$\overline{ OA }$ and $\overline{ OB }$ are radii of a circle perpendicular to each other. If $OA = 5.6 \, cm$,then the area of the minor sector formed by those radii is .......... $cm^2$.

In a circle with radius $30\,cm$,a minor arc subtends an angle of measure $60^{\circ}$ at the centre. Then,the area of the minor sector formed by that arc is $\ldots \ldots \ldots \ldots$ $cm^{2}$. $(\pi = 3.14)$

In a circle,the ratio of the areas of two distinct minor sectors is $1:4$. Then,the ratio of the angles at the centre for those minor sectors is $\ldots \ldots \ldots \ldots$.

The diameter of a circle with area $38.5 \, m^2$ is $\ldots \ldots \ldots \ldots m$.

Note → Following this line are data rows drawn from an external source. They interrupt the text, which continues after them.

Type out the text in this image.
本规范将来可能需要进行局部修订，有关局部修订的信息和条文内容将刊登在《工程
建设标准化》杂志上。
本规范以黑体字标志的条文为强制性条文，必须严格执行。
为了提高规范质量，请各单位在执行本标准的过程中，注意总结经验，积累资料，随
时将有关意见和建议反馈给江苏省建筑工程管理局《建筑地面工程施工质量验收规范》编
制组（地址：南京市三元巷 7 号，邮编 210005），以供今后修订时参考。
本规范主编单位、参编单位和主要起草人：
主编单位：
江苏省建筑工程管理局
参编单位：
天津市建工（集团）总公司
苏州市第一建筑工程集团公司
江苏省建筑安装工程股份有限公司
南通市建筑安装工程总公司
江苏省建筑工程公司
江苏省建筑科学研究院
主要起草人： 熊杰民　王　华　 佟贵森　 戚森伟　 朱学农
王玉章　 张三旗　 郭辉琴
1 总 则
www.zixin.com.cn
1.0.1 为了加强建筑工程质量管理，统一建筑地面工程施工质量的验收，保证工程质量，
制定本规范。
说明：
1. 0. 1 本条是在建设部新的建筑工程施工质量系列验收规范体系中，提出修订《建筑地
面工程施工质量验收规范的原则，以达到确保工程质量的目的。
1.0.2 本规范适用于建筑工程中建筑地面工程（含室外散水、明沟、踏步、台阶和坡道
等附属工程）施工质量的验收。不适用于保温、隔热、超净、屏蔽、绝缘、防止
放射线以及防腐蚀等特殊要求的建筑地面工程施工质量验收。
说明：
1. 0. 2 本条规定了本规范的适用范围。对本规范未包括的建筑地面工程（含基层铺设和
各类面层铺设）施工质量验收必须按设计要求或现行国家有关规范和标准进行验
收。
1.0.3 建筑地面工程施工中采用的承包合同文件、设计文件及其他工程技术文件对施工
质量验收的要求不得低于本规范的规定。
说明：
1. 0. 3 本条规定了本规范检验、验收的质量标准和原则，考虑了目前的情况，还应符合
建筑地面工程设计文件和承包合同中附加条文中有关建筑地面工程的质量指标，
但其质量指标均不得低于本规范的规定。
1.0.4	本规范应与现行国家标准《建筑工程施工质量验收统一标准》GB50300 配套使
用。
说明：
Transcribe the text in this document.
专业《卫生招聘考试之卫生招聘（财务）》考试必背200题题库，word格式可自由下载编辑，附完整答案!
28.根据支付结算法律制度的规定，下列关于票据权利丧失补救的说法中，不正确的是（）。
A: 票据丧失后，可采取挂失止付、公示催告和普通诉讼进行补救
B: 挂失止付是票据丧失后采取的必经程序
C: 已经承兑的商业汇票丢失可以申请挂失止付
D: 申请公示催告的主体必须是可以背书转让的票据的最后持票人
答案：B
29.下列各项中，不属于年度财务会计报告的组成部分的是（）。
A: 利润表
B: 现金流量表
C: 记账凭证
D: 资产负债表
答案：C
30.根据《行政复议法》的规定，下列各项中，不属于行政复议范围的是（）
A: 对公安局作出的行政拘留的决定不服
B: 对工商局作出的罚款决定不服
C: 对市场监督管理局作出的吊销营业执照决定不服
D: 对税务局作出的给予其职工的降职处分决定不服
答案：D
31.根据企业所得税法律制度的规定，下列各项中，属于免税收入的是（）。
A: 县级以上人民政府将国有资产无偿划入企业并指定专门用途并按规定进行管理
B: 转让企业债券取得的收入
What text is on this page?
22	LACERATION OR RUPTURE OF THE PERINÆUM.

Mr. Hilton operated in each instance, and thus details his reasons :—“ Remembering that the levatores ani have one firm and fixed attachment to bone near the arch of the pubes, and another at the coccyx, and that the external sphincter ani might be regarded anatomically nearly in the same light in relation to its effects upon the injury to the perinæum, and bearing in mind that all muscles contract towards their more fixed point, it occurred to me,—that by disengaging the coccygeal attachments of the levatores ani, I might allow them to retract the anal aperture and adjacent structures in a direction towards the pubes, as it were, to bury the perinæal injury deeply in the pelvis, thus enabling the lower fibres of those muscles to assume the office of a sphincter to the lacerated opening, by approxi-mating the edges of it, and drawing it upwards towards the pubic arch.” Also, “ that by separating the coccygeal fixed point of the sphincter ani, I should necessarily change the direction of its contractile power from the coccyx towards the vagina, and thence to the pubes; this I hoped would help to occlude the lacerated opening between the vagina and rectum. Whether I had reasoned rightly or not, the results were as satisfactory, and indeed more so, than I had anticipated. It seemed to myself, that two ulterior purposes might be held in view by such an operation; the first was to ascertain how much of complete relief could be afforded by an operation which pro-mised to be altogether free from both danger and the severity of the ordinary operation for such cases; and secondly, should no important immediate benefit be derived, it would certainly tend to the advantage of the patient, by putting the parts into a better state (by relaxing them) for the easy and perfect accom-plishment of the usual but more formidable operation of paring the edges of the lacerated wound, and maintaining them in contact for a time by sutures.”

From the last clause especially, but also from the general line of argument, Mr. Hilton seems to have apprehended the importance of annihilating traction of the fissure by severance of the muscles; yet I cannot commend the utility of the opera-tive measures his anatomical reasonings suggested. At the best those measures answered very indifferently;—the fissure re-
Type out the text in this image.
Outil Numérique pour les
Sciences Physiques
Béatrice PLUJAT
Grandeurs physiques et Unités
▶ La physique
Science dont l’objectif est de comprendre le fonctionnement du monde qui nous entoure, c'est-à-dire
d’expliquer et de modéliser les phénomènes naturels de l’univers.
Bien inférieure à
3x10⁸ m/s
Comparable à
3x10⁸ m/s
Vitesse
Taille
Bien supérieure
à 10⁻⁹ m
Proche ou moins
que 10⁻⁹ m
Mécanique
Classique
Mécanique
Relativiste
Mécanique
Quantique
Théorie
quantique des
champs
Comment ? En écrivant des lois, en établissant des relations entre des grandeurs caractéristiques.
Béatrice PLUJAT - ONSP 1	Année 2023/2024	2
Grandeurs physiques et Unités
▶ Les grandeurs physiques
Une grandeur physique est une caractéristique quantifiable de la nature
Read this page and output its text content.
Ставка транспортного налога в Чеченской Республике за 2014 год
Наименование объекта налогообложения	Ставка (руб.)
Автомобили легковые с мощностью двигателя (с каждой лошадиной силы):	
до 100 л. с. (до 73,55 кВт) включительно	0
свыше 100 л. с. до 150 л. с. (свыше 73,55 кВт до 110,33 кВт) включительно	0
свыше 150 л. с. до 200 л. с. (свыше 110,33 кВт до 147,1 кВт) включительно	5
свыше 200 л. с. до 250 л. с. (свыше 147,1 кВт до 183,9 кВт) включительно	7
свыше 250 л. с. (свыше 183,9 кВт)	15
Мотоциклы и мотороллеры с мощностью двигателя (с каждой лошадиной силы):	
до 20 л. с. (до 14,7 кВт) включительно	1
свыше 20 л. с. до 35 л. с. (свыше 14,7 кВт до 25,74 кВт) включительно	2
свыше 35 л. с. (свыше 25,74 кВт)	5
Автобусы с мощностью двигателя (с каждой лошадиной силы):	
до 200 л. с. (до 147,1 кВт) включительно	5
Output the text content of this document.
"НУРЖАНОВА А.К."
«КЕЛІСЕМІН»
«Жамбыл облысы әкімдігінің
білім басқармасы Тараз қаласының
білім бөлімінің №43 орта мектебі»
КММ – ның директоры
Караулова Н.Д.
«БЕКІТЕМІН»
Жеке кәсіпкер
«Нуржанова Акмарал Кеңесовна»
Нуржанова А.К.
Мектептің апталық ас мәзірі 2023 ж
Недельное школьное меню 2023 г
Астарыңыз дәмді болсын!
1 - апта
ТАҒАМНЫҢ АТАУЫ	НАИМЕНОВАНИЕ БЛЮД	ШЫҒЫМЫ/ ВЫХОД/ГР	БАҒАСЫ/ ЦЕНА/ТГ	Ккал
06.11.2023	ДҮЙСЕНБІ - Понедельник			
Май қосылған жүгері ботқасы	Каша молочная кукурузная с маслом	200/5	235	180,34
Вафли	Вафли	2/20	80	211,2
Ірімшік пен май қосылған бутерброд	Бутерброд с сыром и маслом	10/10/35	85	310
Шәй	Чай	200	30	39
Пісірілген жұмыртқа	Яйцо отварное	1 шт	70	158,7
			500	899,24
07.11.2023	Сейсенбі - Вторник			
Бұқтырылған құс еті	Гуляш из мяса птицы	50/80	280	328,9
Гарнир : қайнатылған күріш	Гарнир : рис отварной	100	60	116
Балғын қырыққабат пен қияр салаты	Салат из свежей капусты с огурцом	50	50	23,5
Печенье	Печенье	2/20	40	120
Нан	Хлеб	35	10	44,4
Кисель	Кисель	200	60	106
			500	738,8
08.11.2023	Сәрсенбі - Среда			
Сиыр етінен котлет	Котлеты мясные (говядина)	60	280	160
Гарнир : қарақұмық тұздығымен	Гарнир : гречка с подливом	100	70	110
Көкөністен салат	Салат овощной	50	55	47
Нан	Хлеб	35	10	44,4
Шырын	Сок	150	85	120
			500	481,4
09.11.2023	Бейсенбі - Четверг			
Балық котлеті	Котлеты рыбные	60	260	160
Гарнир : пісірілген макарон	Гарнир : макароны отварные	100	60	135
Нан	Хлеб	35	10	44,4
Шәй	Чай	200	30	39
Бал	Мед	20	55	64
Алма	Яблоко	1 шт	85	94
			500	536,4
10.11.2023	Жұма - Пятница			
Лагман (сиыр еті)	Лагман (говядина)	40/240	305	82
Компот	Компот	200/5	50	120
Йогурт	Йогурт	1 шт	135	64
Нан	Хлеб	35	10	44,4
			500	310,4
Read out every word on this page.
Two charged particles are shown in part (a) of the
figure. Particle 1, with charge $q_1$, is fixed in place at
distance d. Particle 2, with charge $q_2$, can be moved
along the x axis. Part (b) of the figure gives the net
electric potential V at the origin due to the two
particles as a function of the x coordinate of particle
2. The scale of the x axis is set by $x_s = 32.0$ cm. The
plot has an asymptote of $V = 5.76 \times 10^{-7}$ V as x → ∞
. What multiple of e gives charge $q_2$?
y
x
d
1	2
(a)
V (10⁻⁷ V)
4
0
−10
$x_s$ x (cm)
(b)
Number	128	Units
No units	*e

$A$ calf is tied with a rope of length $6 \,m$ at the corner of a square grassy lawn of side $20 \,m$. If the length of the rope is increased by $5.5 \,m$,find the increase in area of the grassy lawn in which the calf can graze. (in $m^2$)

In $\odot(O, r)$,$\overline{OA}$ and $\overline{OB}$ are two radii perpendicular to each other. If the perimeter of the minor sector formed by these radii is $20\,cm$,then $r = \ldots\,cm$.